Idec: Dados do Ministério da Saúde indicam que mais de cinco milhões de brasileiros são portadores de hepatite viral do tipo C — a mais grave entre as hepatites —, mas 90% demoram a detectá-la. Quais são os impactos dessa identificação tardia?
JG: O problema é que os médicos não pedem exames para identificar hepatite B e C, assim como HIV, quando o paciente vai em busca de um check-up. Assim, as pessoas passam muitas vezes por médicos sem que façam esses exames e só vão descobrir a doença quando ela já está instalada e avançada, já que, em geral, os vírus das hepatites B e C são silenciosos, sem sintomas aparentes. Assim, o vírus vai agindo sobre o fígado durante anos, levando à cirrose. O estágio mais tardio de destruição do órgão é o hepatocarcinoma, que é o câncer de fígado propriamente dito.

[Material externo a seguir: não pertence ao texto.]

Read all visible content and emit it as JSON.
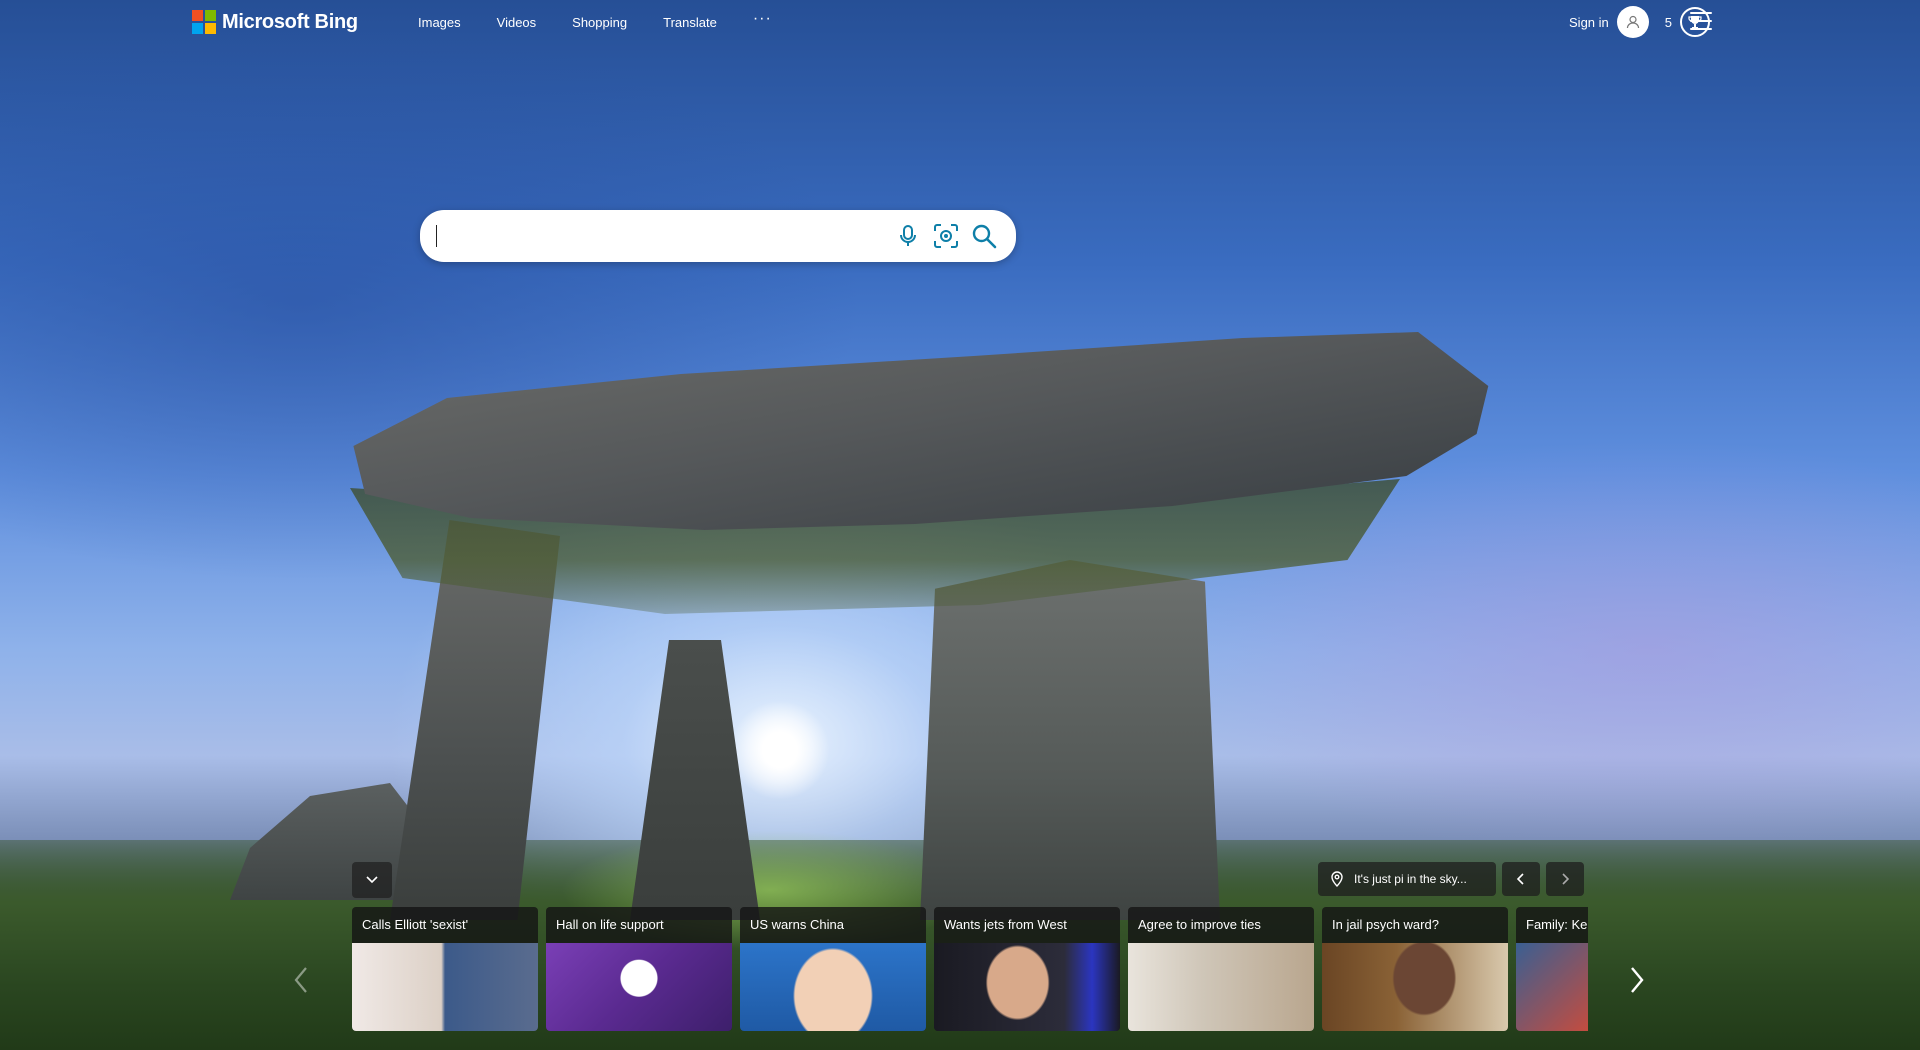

Idec: O tratamento da hepatite C é altamente custoso e recai sempre sobre o Sistema Único de Saúde (SUS), que fornece medicamentos caríssimos. Ele tem sido realizado a contento?
JG: Sim. A questão não é só o medicamento, é o diagnóstico correto: saber qual é o tipo e o subtipo de vírus, dosar a quantidade presente no sangue, avaliar o grau de destruição do fígado por meio de biópsias e, também, realizar controles mensais diretamente no consultório ou por exames. O serviço público brasileiro oferta tudo isso de forma gratuita, além do próprio medicamento, que é mesmo muito caro e que, em outros países da América do Sul e do Caribe, não são fornecidos.